Now that I’ve bored you by talking about myself, I want to ask you a question. How closely does the background that I’ve just described match yours? I can tell you that I have some profound opinions and beliefs that are the result of that background. I can also tell you that those opinions and beliefs have changed over time as the result of new experiences and new information. Those changes, in turn, have affected my behaviors. I am not the man today that I was 30 or 20 or even 10 years ago. I’d be surprised – even shocked – if your opinions and beliefs were the same or even close to mine.

As I look at other people, their lives and their experiences there are quite a few things that I can say with certainty. I have no genuine idea of what it’s like to be black or Hispanic or Muslim. I’ve never been on the receiving end of the treatment that I see delivered to them. I have no knowledge of what it’s like to grow up impoverished or as the young child of a single mother. I don’t know what it’s like to be gay or bisexual or transgendered. As a result, I don’t know the effects of keeping something like that a secret or of coming out. Although I have friends whose children or siblings were killed by handguns, I can’t imagine the grief that goes along with that.
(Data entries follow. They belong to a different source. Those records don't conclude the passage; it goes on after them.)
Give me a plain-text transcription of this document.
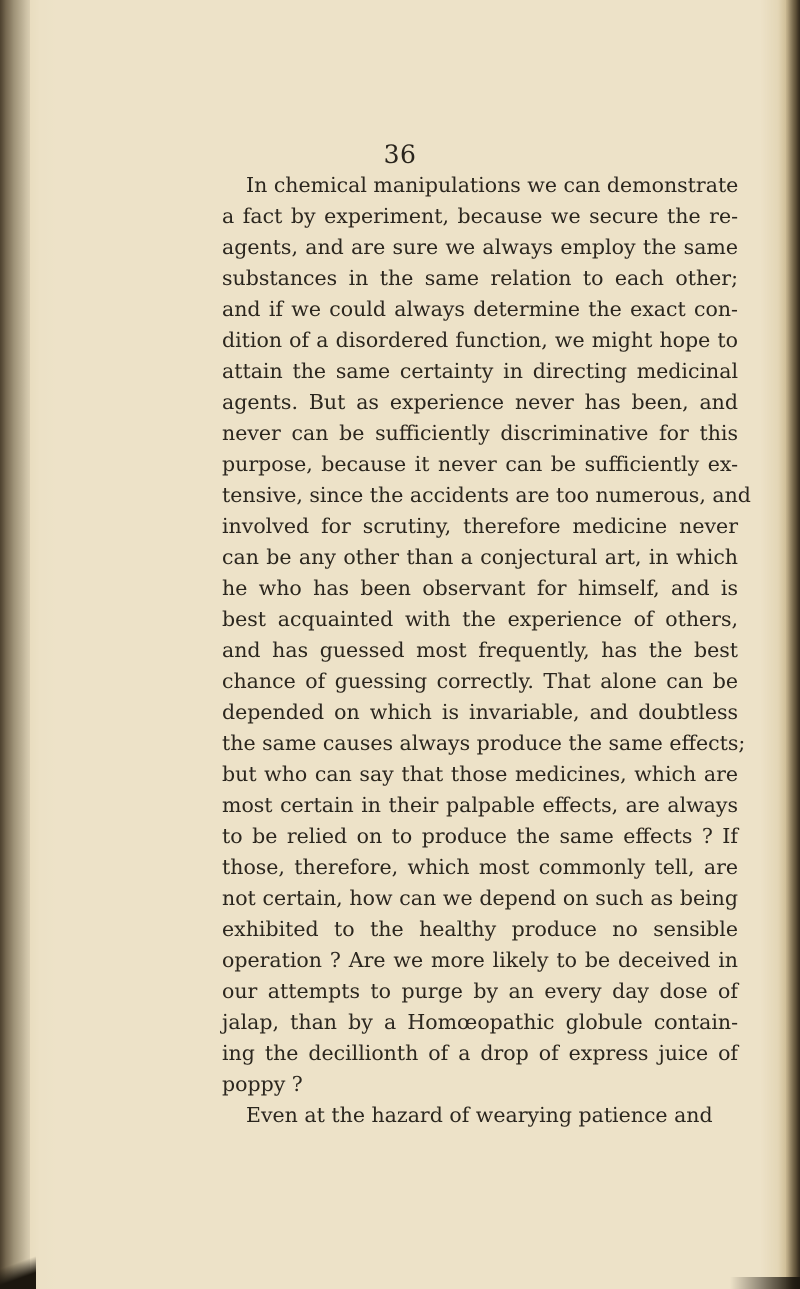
36
In chemical manipulations we can demonstrate
a fact by experiment, because we secure the re-
agents, and are sure we always employ the same
substances in the same relation to each other;
and if we could always determine the exact con-
dition of a disordered function, we might hope to
attain the same certainty in directing medicinal
agents. But as experience never has been, and
never can be sufficiently discriminative for this
purpose, because it never can be sufficiently ex-
tensive, since the accidents are too numerous, and
involved for scrutiny, therefore medicine never
can be any other than a conjectural art, in which
he who has been observant for himself, and is
best acquainted with the experience of others,
and has guessed most frequently, has the best
chance of guessing correctly. That alone can be
depended on which is invariable, and doubtless
the same causes always produce the same effects;
but who can say that those medicines, which are
most certain in their palpable effects, are always
to be relied on to produce the same effects ? If
those, therefore, which most commonly tell, are
not certain, how can we depend on such as being
exhibited to the healthy produce no sensible
operation ? Are we more likely to be deceived in
our attempts to purge by an every day dose of
jalap, than by a Homœopathic globule contain-
ing the decillionth of a drop of express juice of
poppy ?
Even at the hazard of wearying patience and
Lest this be considered a liberal rant, however, I’d like to take a look at some things from the conservative perspective.

Never having lived anywhere but in the vicinity of a major metropolis, I have no idea of what it’s like to experience a lack of diversity of racial, ethnic, religious or cultural opinions or beliefs. I can’t understand the negative attitudes that developed and are perpetuated towards people who aren’t white, heterosexual Christians. My extended family, friends, acquaintances and coworkers aren’t exclusively white, heterosexual and Christian. I don’t know why someone would feel threatened by laws that increase the rights of others yet do not diminish one’s own rights since I’m not threatened by those things. I’m confused by people who say that the rights of responsible gun owners must be protected, yet are afraid of laws that would ensure that only responsible individuals can obtain guns. I can’t begin to understand what drives a morbid fear of the federal government. Similarly, I can’t fathom how one can be fearful of the federal government, yet support a military budget that’s bigger than those of the next 11 countries put together. Never having been truly poor, I can’t understand why those who are support policies that favor the ridiculously rich.

At the beginning of this piece I mentioned the nominating conventions of the two major political parties. Take a look at videos of the proceedings of each. Read each party’s platform. Do those things indicate that we’re more alike than different?

Despite being dwarfed by China and India, the United States is the third most highly populated country in the world based on estimates from the UN’s Population Division. That population, its origins and its geographic distribution create a situation more akin to what one sees between countries than what one typically sees within a country. This helps to explain the differences between us and how those differences manifest themselves.

There are some who will tell you that we should look past the differences between us. I’m not certain that’s even possible. I will tell you, though, that we should recognize, acknowledge and accept the differences between us. Once we’ve come to terms with the fact that not everyone is the same and never will be, then perhaps we can work seriously towards a culture that supports that diversity not just in the present, but for the future.

We either work together or we die together. That’s not an opinion. That’s an observation based on the history of the world. Deal with it.